By getting to know the poorest people better, and by closely monitoring their progress, the Graduation Program is trying to apply all the lessons learned from the pilot implementation and research conducted so far to boost participants’ chances of success.
–Syed M. Hashemi and Aude de Montesquiou
Dr Syed Hashemi is the founder and Director of the BRAC Development Institute at the BRAC University. In this capacity, he provides strategic and management guidance on the Institute’s Development Studies Masters Programme and other certificate courses; the Institute’s research programme covering poverty, livelihoods, social accountability, etc; and on building South-South partnerships to build practical economic transformation programs.
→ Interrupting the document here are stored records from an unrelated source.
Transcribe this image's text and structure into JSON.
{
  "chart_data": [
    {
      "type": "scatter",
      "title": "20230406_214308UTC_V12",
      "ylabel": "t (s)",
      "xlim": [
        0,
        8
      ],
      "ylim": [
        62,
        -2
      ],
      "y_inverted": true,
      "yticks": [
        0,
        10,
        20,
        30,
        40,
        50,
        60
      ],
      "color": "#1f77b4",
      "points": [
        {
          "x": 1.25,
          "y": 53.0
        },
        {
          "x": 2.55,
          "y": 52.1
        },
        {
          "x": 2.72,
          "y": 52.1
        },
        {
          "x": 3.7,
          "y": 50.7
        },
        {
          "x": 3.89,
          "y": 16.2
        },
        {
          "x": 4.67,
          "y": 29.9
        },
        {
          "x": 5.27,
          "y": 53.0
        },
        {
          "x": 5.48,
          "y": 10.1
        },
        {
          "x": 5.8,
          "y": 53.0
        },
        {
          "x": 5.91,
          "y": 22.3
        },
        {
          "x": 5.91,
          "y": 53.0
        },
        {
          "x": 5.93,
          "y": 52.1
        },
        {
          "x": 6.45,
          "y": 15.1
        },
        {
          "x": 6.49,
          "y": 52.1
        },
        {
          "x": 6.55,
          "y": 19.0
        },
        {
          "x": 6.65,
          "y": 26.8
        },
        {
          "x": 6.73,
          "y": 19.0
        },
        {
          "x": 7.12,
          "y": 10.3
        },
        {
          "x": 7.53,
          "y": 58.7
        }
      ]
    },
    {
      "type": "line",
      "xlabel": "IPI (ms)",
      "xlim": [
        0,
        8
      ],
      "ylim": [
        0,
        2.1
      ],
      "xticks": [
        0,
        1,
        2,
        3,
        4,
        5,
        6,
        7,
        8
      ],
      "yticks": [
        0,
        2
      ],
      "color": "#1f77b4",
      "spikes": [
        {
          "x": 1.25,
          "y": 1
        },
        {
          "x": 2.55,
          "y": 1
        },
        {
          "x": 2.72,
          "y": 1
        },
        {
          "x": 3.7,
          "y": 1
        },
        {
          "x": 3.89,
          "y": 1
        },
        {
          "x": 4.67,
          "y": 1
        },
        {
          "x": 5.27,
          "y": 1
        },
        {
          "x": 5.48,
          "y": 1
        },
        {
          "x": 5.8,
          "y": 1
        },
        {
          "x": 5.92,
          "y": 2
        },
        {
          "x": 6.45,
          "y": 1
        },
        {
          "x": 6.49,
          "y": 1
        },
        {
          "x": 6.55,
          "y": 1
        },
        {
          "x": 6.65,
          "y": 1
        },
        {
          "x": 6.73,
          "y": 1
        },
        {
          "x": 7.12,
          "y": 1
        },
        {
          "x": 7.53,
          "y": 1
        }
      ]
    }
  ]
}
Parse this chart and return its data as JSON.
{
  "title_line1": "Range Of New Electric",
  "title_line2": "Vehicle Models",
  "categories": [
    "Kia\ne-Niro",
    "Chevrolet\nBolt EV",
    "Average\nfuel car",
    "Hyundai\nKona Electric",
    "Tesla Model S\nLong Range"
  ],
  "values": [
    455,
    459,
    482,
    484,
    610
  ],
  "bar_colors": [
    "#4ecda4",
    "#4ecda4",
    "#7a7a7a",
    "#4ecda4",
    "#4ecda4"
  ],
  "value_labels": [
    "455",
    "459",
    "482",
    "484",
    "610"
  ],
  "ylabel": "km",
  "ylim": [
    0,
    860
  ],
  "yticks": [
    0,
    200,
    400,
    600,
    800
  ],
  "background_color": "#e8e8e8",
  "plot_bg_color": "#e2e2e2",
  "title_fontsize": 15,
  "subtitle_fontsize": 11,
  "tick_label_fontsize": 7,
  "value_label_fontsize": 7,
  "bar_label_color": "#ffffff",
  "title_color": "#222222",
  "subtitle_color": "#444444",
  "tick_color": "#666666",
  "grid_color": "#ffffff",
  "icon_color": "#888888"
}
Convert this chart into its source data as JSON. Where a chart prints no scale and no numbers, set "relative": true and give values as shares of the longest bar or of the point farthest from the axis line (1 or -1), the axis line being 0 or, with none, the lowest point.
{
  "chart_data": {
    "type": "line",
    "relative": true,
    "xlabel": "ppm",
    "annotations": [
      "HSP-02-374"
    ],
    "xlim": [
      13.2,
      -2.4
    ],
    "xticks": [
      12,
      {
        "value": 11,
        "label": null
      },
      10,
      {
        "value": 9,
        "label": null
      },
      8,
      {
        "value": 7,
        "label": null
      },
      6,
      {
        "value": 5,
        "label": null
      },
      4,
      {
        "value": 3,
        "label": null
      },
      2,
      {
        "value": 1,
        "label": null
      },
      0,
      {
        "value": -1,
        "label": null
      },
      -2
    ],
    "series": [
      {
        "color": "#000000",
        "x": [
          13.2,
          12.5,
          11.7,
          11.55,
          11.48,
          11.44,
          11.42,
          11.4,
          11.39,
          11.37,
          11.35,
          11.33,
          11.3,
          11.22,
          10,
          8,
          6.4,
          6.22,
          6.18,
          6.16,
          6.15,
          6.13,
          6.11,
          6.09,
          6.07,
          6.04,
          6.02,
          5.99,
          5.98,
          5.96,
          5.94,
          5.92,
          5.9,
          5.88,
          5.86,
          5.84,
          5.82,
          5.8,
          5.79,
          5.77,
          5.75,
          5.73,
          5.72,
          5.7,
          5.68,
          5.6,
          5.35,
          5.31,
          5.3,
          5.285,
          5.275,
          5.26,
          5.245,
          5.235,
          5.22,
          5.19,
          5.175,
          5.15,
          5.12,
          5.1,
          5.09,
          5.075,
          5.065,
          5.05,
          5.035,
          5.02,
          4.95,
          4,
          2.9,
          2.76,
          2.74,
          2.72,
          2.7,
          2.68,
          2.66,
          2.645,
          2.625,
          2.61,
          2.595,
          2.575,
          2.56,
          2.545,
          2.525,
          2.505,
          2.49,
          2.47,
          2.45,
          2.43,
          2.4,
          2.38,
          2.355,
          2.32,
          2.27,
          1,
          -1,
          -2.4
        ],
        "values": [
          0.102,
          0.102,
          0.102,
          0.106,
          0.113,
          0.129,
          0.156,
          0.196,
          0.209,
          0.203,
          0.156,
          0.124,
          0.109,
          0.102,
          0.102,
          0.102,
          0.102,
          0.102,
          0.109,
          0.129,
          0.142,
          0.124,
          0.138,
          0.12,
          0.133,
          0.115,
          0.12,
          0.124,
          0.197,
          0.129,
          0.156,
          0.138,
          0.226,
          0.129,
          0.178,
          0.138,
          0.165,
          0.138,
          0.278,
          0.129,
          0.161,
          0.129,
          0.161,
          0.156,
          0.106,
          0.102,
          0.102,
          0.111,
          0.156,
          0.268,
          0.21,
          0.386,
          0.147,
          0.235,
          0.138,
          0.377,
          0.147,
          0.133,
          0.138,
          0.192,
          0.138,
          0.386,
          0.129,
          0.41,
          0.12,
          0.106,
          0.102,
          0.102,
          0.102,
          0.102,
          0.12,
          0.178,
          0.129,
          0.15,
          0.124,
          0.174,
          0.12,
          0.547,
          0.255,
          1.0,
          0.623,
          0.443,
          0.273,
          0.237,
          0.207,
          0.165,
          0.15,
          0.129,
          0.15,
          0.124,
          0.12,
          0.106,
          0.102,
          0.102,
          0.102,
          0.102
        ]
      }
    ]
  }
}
He is a professor of economics and an established microfinance expert with over 15 years of senior experience working in this field. Prior to his role at BRAC, Dr. Hashemi spent nine years working at CGAP. As a senior microfinance specialist, he initiated a number of innovative tools and structures including the global Social Performance Taskforce. Before CGAP, Syed was the Director at the Grameen Trust and managed the Programme for Research on Poverty Alleviation and started a $3 million programme to promote research on issues of the poor and the powerless. He has also been a University professor of economics and is widely published in academic journals on a range of economic development issues including microfinance, social safety nets, poverty, empowerment, and accountability.
Aude de Montesquiou is a microfinance analyst at CGAP. With over six years of experience in microfinance, Aude is the task team leader for the CGAP-Ford Foundation Graduation Program, a global effort to understand how safety nets, livelihoods, and microfinance can be sequenced to create pathways to help the poorest out of extreme poverty. In close collaboration with project partners, Aude supports the overall coordination of the program and helps shape its research agenda. She also provides technical support to pilot implementation, facilitates global knowledge sharing, and distills lessons through various publications. For the past several years, Aude has also been the relationship manager for the Microinsurance Network, a leading platform for insurers, funders, and academics to promote valuable insurance products for the poor. Before joining CGAP, Aude completed internships with PlaNet Finance and microfinance institutions in Lebanon and Togo. She holds a master’s degree summa cum laude from The School of Political Science in Paris, with a major in development studies, and also holds a bachelor’s degree in history from the University of La Sorbonne. Aude is fluent in English and French, speaks Portuguese and Spanish, and has rudimentary German.